Romberg: Well, as a mental health professional — I'm a clinical psychologist — I recognized about 4 years ago that even though the VA and DOD are doing more than they've ever done before to recognize the needs of our returning men and women and their families, that the need was huge and as the war has gone on it's clear we are now facing a public health crisis. There are 1.9 million men and women who have served and if you multiply that times about 10 to 15 family members for each one affected it's a huge number of people, and that resources aren't there, especially at the community level.
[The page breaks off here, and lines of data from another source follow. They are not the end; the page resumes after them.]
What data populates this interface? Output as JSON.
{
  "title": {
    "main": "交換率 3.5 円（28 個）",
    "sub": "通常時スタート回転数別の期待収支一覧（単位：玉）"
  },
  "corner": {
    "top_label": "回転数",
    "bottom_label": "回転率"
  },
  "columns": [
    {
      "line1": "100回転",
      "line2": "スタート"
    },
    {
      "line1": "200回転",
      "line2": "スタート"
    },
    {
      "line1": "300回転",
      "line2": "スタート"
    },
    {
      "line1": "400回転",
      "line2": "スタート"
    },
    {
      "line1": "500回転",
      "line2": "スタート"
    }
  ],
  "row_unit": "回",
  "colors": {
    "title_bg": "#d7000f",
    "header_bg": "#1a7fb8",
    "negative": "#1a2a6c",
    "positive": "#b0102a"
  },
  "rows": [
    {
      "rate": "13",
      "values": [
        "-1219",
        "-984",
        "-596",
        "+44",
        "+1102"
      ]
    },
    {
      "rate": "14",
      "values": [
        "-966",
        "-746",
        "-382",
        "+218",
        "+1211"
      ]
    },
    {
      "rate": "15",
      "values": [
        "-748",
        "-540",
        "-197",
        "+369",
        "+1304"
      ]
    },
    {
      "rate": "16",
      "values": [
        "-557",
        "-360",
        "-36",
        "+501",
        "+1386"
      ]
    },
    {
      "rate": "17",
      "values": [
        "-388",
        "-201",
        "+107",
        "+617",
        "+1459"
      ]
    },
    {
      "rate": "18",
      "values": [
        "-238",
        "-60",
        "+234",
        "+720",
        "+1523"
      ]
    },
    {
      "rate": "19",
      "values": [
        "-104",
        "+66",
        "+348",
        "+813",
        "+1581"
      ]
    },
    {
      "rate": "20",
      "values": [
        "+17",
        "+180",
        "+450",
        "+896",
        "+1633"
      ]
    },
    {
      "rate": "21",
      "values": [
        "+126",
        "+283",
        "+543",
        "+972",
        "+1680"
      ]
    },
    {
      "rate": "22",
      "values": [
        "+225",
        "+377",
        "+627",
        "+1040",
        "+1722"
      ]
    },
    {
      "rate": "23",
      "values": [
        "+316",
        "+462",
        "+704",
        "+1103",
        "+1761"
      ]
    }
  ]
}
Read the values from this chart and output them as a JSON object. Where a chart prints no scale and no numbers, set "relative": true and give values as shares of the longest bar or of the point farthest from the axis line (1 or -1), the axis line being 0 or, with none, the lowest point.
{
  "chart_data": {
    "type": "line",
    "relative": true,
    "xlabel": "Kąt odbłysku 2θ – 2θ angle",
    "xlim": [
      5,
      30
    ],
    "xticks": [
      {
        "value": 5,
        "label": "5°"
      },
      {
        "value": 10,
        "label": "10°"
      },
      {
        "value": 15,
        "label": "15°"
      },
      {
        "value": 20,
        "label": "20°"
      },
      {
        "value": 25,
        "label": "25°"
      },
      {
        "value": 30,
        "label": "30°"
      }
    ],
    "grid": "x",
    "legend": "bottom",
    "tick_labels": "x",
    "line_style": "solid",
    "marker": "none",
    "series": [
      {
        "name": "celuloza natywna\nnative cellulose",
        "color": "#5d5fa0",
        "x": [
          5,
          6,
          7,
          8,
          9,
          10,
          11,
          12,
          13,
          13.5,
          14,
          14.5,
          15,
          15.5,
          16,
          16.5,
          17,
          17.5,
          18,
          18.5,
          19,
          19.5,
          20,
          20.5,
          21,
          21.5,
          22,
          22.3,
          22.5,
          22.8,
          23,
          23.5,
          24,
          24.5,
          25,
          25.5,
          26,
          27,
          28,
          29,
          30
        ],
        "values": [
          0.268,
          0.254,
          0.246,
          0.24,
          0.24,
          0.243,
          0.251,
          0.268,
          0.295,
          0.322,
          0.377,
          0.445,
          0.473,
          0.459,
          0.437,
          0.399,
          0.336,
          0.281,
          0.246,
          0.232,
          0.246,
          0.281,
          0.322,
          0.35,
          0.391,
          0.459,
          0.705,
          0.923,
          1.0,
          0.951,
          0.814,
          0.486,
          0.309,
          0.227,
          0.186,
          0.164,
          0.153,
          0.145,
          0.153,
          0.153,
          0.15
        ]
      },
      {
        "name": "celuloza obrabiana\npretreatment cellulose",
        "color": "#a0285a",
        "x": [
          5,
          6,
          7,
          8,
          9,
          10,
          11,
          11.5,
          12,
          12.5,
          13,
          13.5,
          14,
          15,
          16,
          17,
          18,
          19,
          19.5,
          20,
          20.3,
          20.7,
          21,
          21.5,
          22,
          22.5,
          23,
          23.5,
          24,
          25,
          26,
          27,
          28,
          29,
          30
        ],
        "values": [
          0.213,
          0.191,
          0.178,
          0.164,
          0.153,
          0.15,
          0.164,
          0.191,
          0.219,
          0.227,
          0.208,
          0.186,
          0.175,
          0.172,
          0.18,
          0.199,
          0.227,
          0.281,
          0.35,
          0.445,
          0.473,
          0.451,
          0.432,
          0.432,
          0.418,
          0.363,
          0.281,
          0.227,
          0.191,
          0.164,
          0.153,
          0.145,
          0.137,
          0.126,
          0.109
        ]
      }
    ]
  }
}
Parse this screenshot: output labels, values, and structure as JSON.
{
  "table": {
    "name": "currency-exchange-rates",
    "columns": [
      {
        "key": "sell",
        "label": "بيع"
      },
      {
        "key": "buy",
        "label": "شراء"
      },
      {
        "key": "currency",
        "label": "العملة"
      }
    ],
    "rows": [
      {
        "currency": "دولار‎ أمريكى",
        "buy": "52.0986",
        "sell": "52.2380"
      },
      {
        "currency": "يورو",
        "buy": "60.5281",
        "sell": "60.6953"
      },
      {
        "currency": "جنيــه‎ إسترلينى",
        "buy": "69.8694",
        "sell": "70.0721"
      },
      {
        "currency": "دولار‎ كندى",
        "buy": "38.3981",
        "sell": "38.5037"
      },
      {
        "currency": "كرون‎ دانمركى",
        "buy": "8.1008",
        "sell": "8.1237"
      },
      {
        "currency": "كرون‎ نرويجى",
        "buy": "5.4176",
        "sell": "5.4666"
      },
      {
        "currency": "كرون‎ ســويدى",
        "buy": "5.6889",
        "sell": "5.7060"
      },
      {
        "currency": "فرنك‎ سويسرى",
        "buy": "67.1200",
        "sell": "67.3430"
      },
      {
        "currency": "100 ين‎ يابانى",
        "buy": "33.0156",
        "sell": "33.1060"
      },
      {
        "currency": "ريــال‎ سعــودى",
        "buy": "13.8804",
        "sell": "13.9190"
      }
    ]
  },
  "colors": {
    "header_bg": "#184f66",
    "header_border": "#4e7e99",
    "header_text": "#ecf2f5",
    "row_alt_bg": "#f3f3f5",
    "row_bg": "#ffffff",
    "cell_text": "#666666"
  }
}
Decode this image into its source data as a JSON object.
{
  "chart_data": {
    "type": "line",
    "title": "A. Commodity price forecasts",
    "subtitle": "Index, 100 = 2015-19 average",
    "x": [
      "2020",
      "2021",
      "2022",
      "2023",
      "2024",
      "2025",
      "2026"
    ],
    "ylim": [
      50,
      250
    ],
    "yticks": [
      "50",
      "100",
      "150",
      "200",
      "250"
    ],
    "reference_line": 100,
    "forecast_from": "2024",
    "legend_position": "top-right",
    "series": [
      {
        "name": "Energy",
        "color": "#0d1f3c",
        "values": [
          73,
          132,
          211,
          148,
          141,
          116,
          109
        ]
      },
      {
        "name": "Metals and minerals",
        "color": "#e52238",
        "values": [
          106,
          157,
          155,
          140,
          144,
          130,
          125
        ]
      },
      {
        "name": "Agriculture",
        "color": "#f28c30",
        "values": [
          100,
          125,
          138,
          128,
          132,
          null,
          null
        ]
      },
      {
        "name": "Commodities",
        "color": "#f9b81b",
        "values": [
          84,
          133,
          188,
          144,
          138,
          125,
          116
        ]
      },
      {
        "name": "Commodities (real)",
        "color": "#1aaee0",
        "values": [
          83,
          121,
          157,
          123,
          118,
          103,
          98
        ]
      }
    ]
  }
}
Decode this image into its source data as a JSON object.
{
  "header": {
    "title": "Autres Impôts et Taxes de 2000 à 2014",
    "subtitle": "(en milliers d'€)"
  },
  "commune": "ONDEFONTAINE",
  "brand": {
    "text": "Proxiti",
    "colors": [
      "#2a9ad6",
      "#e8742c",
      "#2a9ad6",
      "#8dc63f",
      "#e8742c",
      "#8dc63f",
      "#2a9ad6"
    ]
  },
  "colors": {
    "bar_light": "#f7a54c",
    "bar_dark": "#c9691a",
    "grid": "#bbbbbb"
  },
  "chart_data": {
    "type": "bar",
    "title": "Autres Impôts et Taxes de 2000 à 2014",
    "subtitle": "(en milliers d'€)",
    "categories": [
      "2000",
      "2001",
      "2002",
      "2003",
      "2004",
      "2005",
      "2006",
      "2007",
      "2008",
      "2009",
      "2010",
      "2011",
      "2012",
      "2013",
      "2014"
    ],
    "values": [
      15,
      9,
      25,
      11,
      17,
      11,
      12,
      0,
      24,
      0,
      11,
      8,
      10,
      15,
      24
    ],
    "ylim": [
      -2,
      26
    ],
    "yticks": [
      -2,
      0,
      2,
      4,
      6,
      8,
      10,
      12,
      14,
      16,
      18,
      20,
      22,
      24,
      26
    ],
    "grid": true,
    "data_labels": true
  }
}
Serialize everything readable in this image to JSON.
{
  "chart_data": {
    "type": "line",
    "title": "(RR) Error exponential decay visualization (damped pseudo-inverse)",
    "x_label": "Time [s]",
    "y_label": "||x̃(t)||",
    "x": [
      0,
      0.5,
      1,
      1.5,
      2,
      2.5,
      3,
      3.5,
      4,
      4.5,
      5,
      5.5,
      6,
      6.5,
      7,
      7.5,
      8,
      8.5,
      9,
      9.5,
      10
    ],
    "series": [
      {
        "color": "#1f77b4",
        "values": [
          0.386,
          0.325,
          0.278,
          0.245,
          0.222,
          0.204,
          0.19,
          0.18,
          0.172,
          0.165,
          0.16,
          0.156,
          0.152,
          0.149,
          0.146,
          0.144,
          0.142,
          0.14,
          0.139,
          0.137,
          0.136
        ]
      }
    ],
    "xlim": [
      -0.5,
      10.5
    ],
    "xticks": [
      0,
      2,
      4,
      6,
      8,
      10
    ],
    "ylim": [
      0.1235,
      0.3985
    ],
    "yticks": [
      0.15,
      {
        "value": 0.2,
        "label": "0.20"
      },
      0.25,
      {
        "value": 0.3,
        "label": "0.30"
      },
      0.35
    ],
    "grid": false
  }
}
Many people live in areas where there are no VA services, and so we needed to harness the treatment, knowledge, the good will, the compassion of the mental health community to step up and fill the gap.

SEGMENT 7: Deep-Brain Stimulation for Refractory Depression

Voiceover: Two small studies, one conducted at 3 Canadian centers and the other at the Cleveland Clinic, suggest that deep-brain stimulation can produce high response rates in patients with unipolar depression refractory to multiple previous forms of therapy, including cognitive behavioral therapy and electroconvulsive therapy. According to Canadian investigator Dr. Peter Giacobbe, the early studies suggest that deep-brain stimulation may be an acceptable therapeutic alternative for patients with difficult-to-treat depression.

Giacobbe: The good news is that those who got well early tended to stay well, so this is something that potentially can extend the algorithm for people with depression who have failed multiple treatments.

Voiceover: In the second study, Cleveland Clinic investigators saw a 70% response rate, and one third of patients were in remission at the last follow-up, at an average of 37 months.

Dr. Giacobbe says that further studies of deep-brain stimulation are needed.

Giacobbe: Although the results of this open-label study are quite provocative and suggest that the active ingredient is stimulation of the brain, we're not still quite sure that that's the case, so the next phase is to do a double-blind, placebo-controlled trial to sort out why exactly are people getting better with the treatment. Is it the stimulation? Is it some of the nonspecific effects that go with being part of the trial? And so that's what we're trying to sort out next.

SEGMENT 8: Alcoholism Isn't What It Used to Be

Voiceover: Traditional alcoholism prevention and treatment programs are based on outmoded notions of what constitutes alcoholism and may need a major overhaul, say investigators with the National Epidemiologic Study of Alcohol and Related Conditions, or NESARC. A prospective study of more than 43,000 adults in the United States shows that more than half of alcohol-dependent individuals are healthy, functional, young adults, and not the stereotypical middle-aged white male, "skid row" alcoholic, according to Dr. Mark L. Willenbring, director of the division of treatment and recovery research at the National Institute on Alcohol Abuse and Alcoholism.

Willenbring: Here's really the take-home message: It's that these are not patients who are likely to enter a rehab program, because let's face it, none of us would really want to enter a rehab program if we didn't really desperately have to. These are folks who really don't have to in that sense, and yet there they are in your practice, they're in your primary care practice, they're in your psychiatric care practice, and we're not identifying them and addressing it. And it turns out that at-risk drinkers will frequently quit or cut down with some very brief motivational advice from a physician. There are also 4 medications available for treating alcohol dependence, and the mild-to-moderate dependence that is characteristic of people who are the functional alcoholics respond very well to medication and medical management.